Tekanan untuk mematuhi undang-undang tersebut mungkin berperan dalam beberapa batasan yang ditempatkan pada akun beberapa individu, menurut York. Alih-alih membatasi transaksi antar negara, beberapa pemroses pembayaran akhirnya membatasi akun individu berdasarkan kata kunci terkait sanksi.

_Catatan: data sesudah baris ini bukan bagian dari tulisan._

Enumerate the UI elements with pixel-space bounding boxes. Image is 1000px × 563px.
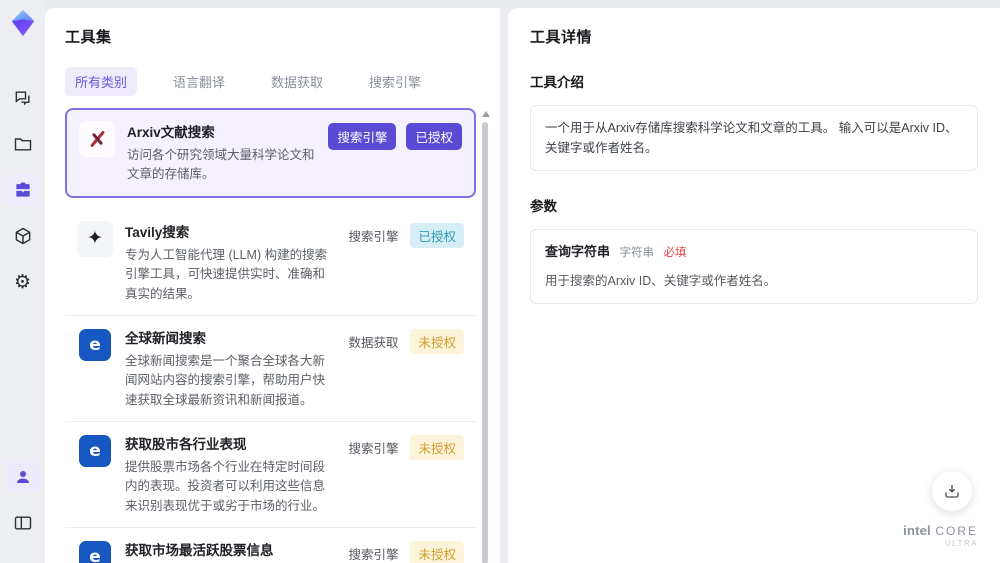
category-tab[interactable]: 搜索引擎: [359, 67, 431, 96]
tool-description: 访问各个研究领域大量科学论文和文章的存储库。: [127, 148, 315, 182]
tool-icon-tile: ✦ e: [77, 220, 113, 257]
intro-text: 一个用于从Arxiv存储库搜索科学论文和文章的工具。 输入可以是Arxiv ID…: [545, 121, 958, 155]
gear-icon: ⚙: [13, 271, 32, 293]
tool-description: 专为人工智能代理 (LLM) 构建的搜索引擎工具，可快速提供实时、准确和真实的结…: [125, 247, 328, 301]
tool-card[interactable]: ✦ e Arxiv文献搜索 访问各个研究领域大量科学论文和文章的存储库。 搜索引…: [65, 108, 476, 198]
param-box: 查询字符串 字符串 必填 用于搜索的Arxiv ID、关键字或作者姓名。: [530, 229, 978, 304]
tool-icon-tile: ✦ e: [77, 539, 113, 563]
main-content: 工具集 所有类别语言翻译数据获取搜索引擎 ✦ e Arxiv文献搜索 访问各个研…: [45, 0, 1000, 563]
scroll-up-icon[interactable]: [482, 111, 490, 117]
news-app-icon: e: [79, 435, 111, 467]
panel-divider: [500, 8, 508, 563]
auth-badge: 已授权: [406, 123, 462, 150]
sidebar-item-tools[interactable]: [6, 174, 39, 206]
tool-detail-panel: 工具详情 工具介绍 一个用于从Arxiv存储库搜索科学论文和文章的工具。 输入可…: [508, 8, 1000, 563]
app-logo-icon: [11, 9, 34, 37]
auth-badge: 未授权: [410, 541, 464, 563]
tool-card-main: 获取市场最活跃股票信息 提供当天交易量最高的股票列表。投资者可以利用这些信息来识…: [125, 539, 334, 563]
news-app-icon: e: [79, 541, 111, 563]
intro-heading: 工具介绍: [530, 75, 584, 90]
tool-badges: 搜索引擎 未授权: [346, 539, 464, 563]
category-badge: 搜索引擎: [328, 123, 397, 150]
category-tabs: 所有类别 语言翻译 数据获取 搜索引擎: [65, 67, 490, 96]
param-name: 查询字符串: [545, 244, 611, 259]
tool-card-main: 获取股市各行业表现 提供股票市场各个行业在特定时间段内的表现。投资者可以利用这些…: [125, 433, 334, 516]
tool-name: Arxiv文献搜索: [127, 125, 215, 140]
category-tab[interactable]: 数据获取: [261, 67, 333, 96]
category-badge: 数据获取: [348, 335, 399, 350]
icon-sidebar: ⚙: [0, 0, 45, 563]
brand-intel: intel: [903, 522, 931, 538]
user-icon: [16, 471, 29, 483]
app-window: ⚙ 工具集 所有类别语言翻译数据获取搜索引擎 ✦: [0, 0, 1000, 563]
auth-badge: 已授权: [410, 222, 464, 248]
tool-card-main: Arxiv文献搜索 访问各个研究领域大量科学论文和文章的存储库。: [127, 121, 316, 185]
tool-badges: 数据获取 未授权: [346, 327, 464, 354]
arxiv-icon: [87, 129, 107, 149]
params-heading: 参数: [530, 199, 557, 214]
tool-card[interactable]: ✦ e 获取股市各行业表现 提供股票市场各个行业在特定时间段内的表现。投资者可以…: [65, 422, 476, 529]
tool-badges: 搜索引擎 已授权: [328, 121, 462, 150]
tool-card[interactable]: ✦ e Tavily搜索 专为人工智能代理 (LLM) 构建的搜索引擎工具，可快…: [65, 209, 476, 316]
category-tab[interactable]: 语言翻译: [163, 67, 235, 96]
auth-badge: 未授权: [410, 328, 464, 354]
tool-card[interactable]: ✦ e 全球新闻搜索 全球新闻搜索是一个聚合全球各大新闻网站内容的搜索引擎，帮助…: [65, 315, 476, 422]
tool-list: ✦ e Arxiv文献搜索 访问各个研究领域大量科学论文和文章的存储库。 搜索引…: [65, 108, 490, 563]
download-button[interactable]: [932, 471, 972, 511]
param-header: 查询字符串 字符串 必填: [545, 242, 963, 263]
tool-name: 获取股市各行业表现: [125, 437, 247, 452]
sidebar-item-settings[interactable]: ⚙: [7, 266, 39, 298]
tool-icon-tile: ✦ e: [79, 121, 115, 157]
folder-icon: [14, 138, 31, 151]
briefcase-icon: [15, 182, 30, 197]
sidebar-toggle-icon: [14, 516, 31, 530]
category-badge: 搜索引擎: [348, 548, 399, 563]
tool-card[interactable]: ✦ e 获取市场最活跃股票信息 提供当天交易量最高的股票列表。投资者可以利用这些…: [65, 528, 476, 563]
param-description: 用于搜索的Arxiv ID、关键字或作者姓名。: [545, 273, 777, 288]
category-tab[interactable]: 所有类别: [65, 67, 138, 96]
sidebar-item-user[interactable]: [6, 461, 39, 493]
brand-core: CORE: [935, 523, 978, 538]
tool-list-panel: 工具集 所有类别语言翻译数据获取搜索引擎 ✦ e Arxiv文献搜索 访问各个研…: [45, 8, 500, 563]
scrollbar-thumb[interactable]: [482, 122, 488, 563]
param-required-badge: 必填: [663, 247, 687, 259]
param-type: 字符串: [619, 247, 655, 259]
category-badge: 搜索引擎: [348, 442, 399, 456]
sidebar-bottom: [6, 461, 39, 563]
sparkle-icon: ✦: [87, 228, 103, 250]
tool-name: Tavily搜索: [125, 224, 190, 240]
sidebar-item-files[interactable]: [7, 128, 39, 160]
tool-description: 全球新闻搜索是一个聚合全球各大新闻网站内容的搜索引擎，帮助用户快速获取全球最新资…: [125, 353, 326, 407]
tool-card-main: Tavily搜索 专为人工智能代理 (LLM) 构建的搜索引擎工具，可快速提供实…: [125, 221, 334, 304]
page-title: 工具集: [65, 29, 112, 46]
scrollbar[interactable]: [480, 108, 490, 563]
tool-name: 全球新闻搜索: [125, 330, 206, 346]
cube-icon: [15, 227, 30, 245]
tool-icon-tile: ✦ e: [77, 433, 113, 469]
intro-box: 一个用于从Arxiv存储库搜索科学论文和文章的工具。 输入可以是Arxiv ID…: [530, 105, 978, 171]
category-badge: 搜索引擎: [348, 229, 399, 244]
detail-title: 工具详情: [530, 29, 593, 46]
news-app-icon: e: [79, 328, 111, 361]
tool-card-main: 全球新闻搜索 全球新闻搜索是一个聚合全球各大新闻网站内容的搜索引擎，帮助用户快速…: [125, 327, 334, 410]
chat-bubbles-icon: [15, 91, 30, 106]
auth-badge: 未授权: [410, 435, 464, 460]
tool-badges: 搜索引擎 已授权: [346, 221, 464, 248]
sidebar-item-chat[interactable]: [7, 82, 39, 114]
brand-ultra: ULTRA: [944, 539, 978, 549]
tool-cards-container: ✦ e Arxiv文献搜索 访问各个研究领域大量科学论文和文章的存储库。 搜索引…: [65, 108, 476, 563]
download-icon: [945, 485, 959, 498]
intel-core-badge: intel CORE ULTRA: [903, 522, 978, 549]
tool-icon-tile: ✦ e: [77, 327, 113, 363]
tool-name: 获取市场最活跃股票信息: [125, 543, 274, 559]
tool-description: 提供股票市场各个行业在特定时间段内的表现。投资者可以利用这些信息来识别表现优于或…: [125, 460, 326, 513]
tool-badges: 搜索引擎 未授权: [346, 433, 464, 460]
sidebar-item-models[interactable]: [7, 220, 39, 252]
sidebar-item-panel-toggle[interactable]: [7, 507, 39, 539]
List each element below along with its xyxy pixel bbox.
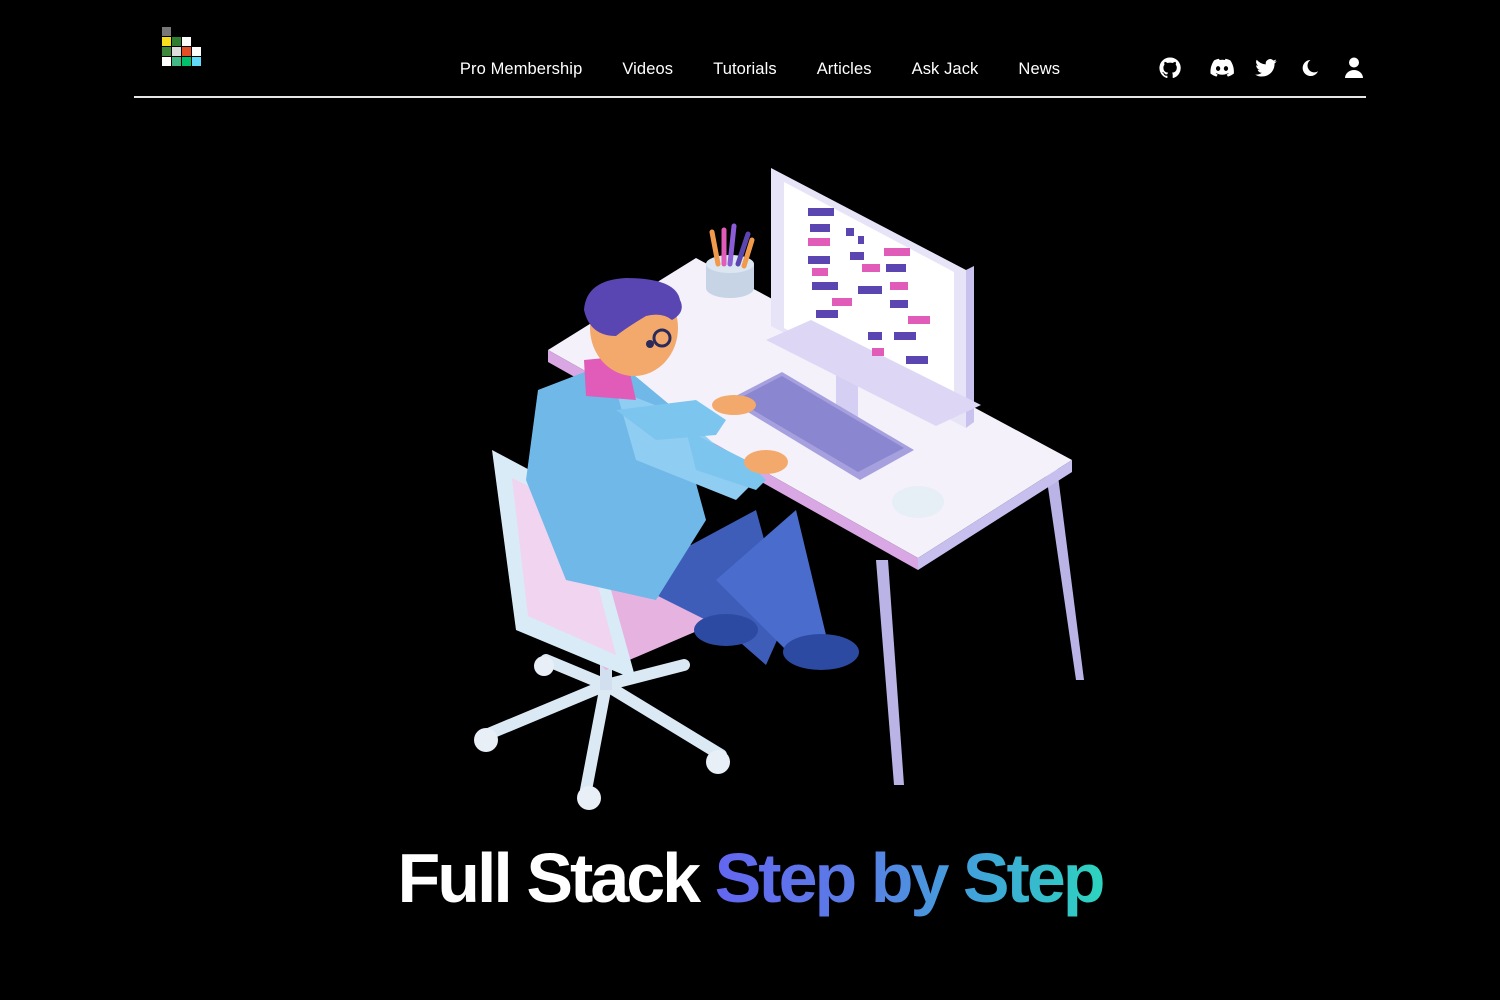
twitter-icon[interactable] <box>1254 56 1278 80</box>
user-icon[interactable] <box>1342 56 1366 80</box>
site-header: Pro Membership Videos Tutorials Articles… <box>134 0 1366 98</box>
logo-icon <box>162 27 201 66</box>
nav-tutorials[interactable]: Tutorials <box>713 60 777 79</box>
nav-ask-jack[interactable]: Ask Jack <box>912 60 979 79</box>
discord-icon[interactable] <box>1210 56 1234 80</box>
main-nav: Pro Membership Videos Tutorials Articles… <box>134 0 1366 96</box>
hero-title: Full Stack Step by Step <box>0 836 1500 920</box>
github-icon[interactable] <box>1158 56 1182 80</box>
header-icons <box>1158 56 1366 80</box>
site-logo[interactable] <box>160 25 206 71</box>
hero-title-part1: Full Stack <box>397 839 701 917</box>
nav-articles[interactable]: Articles <box>817 60 872 79</box>
nav-news[interactable]: News <box>1018 60 1060 79</box>
nav-pro-membership[interactable]: Pro Membership <box>460 60 582 79</box>
nav-videos[interactable]: Videos <box>622 60 673 79</box>
hero-title-part2: Step by Step <box>714 839 1106 917</box>
hero-illustration <box>466 160 1096 820</box>
moon-icon[interactable] <box>1298 56 1322 80</box>
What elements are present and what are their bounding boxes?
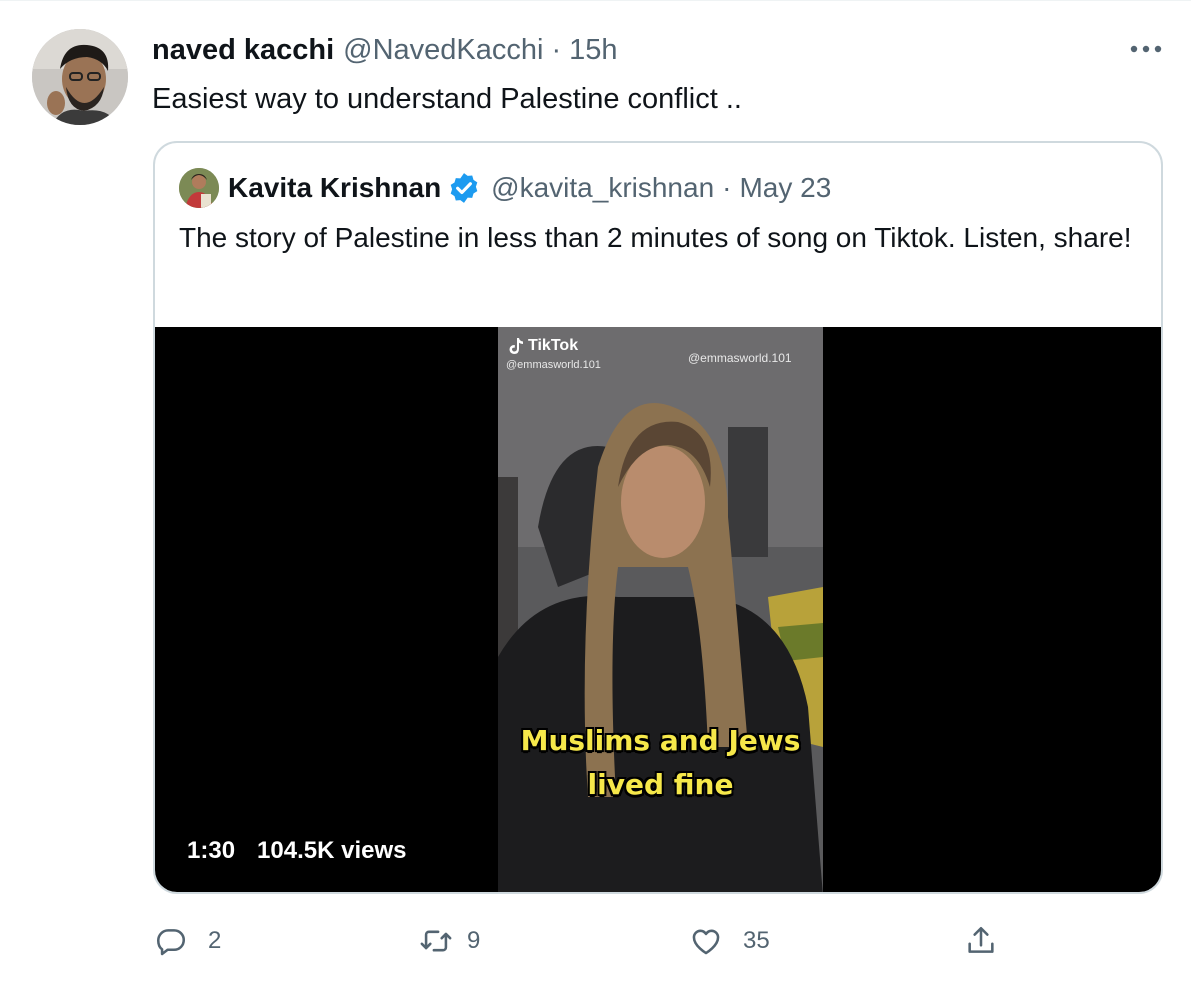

Pada tahun 2017, PayPal menjadi berita utama ketika membekukan akun organisasi media besar Kanada setelah salah satu surat kabar lokalnya membayar biaya untuk memasukkan cerita tentang keluarga pengungsi Suriah dalam sebuah kontes, dengan alasan sanksi. Venmo menerima kritik serupa pada tahun 2019 karena menandai akun pengguna setelah mereka membayar teman untuk makan malam di restoran Persia di Manhattan karena menggunakan kata kunci yang terkait dengan Iran.

Image
Image

York mengatakan dia secara pribadi dipengaruhi oleh taktik serupa ketika akun PayPal-nya sendiri tiba-tiba ditangguhkan setelah mengorganisir penggalangan dana untuk pengungsi Suriah di Eropa.

"Itu hanya karena kata kunci 'Suriah,'" kata York.

Karena koneksi York di dunia teknologi, dia dapat memulihkan akunnya. Karena sebagian besar pengguna tidak memiliki opsi itu, dia mengatakan transparansi dan akuntabilitas diperlukan untuk memastikan keadilan.

"Dari situlah banyak advokasi banding kami berasal…" kata York. "Rata-rata pengguna benar-benar kehilangan haknya dengan penutupan ini."